Blair got up on one elbow and looked down at Jim, frowning. "But he's not... Are you saying Moquin's a sentinel? Why would he hide it?"
"I don't know," Jim admitted. Moquin had hung around Jim from the day he came to the tribe after Blair engineered his escape from custody. Then, Moquin was a teenager and Jim had taken his constant presence as a kid's fascination with an exotic stranger. Maybe Moquin had been hoping Jim would recognise the gift in him...but, no, that didn't add up. A sentinel was valuable to the tribe; there would be no reason to hide the gift. Unless... "Blair, didn't you tell me once that some people are only part sentinel? Just one or two senses?"
"There are people with one or two hyperactive senses, usually taste and smell, but there's more to being a sentinel than that. They aren't sentinels, Jim."

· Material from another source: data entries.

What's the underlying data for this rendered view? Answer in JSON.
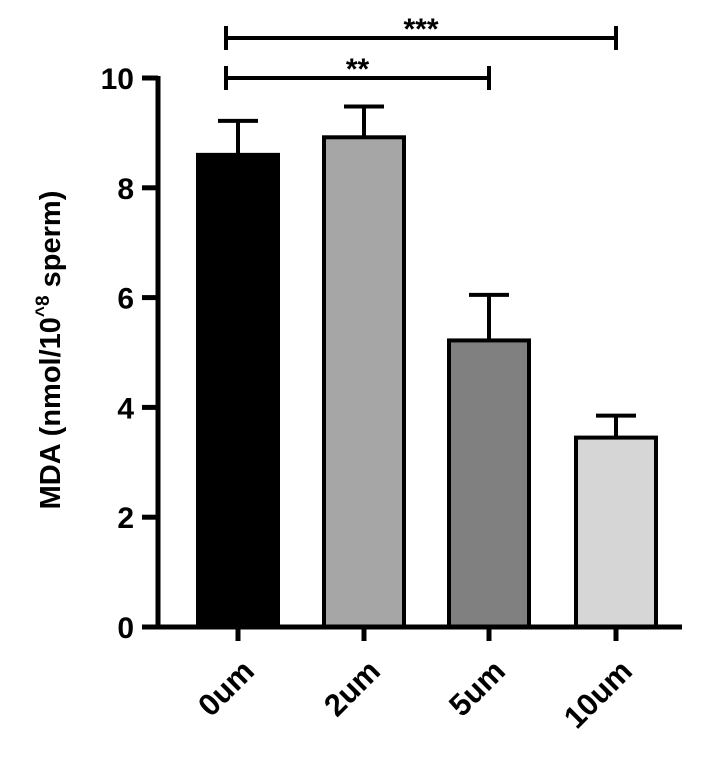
{
  "chart_data": {
    "type": "bar",
    "ylabel_main": "MDA (nmol/10",
    "ylabel_sup": "^8",
    "ylabel_tail": " sperm)",
    "ylim": [
      0,
      10
    ],
    "yticks": [
      0,
      2,
      4,
      6,
      8,
      10
    ],
    "ytick_labels": [
      "0",
      "2",
      "4",
      "6",
      "8",
      "10"
    ],
    "categories": [
      "0um",
      "2um",
      "5um",
      "10um"
    ],
    "values": [
      8.6,
      8.92,
      5.22,
      3.45
    ],
    "errors": [
      0.62,
      0.56,
      0.83,
      0.4
    ],
    "colors": [
      "#000000",
      "#a6a6a6",
      "#808080",
      "#d6d6d6"
    ],
    "significance": [
      {
        "from": 0,
        "to": 3,
        "label": "***"
      },
      {
        "from": 0,
        "to": 2,
        "label": "**"
      }
    ],
    "grid": false,
    "legend": "none"
  }
}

"But, if that's what Moquin has..."
Blair nodded. "It could be."
"You need to help him. Find out." The tribe needed a sentinel and if Jim's knee was permanently busted, maybe Moquin could be it. Even if he had only part of the gift.
"I will. Tomorrow." Blair cuddled against Jim's side and laid his head on his shoulder.
"Love you, Chief," Jim mumbled.
Blair whispered a reply, but Jim didn't hear it. He was already asleep.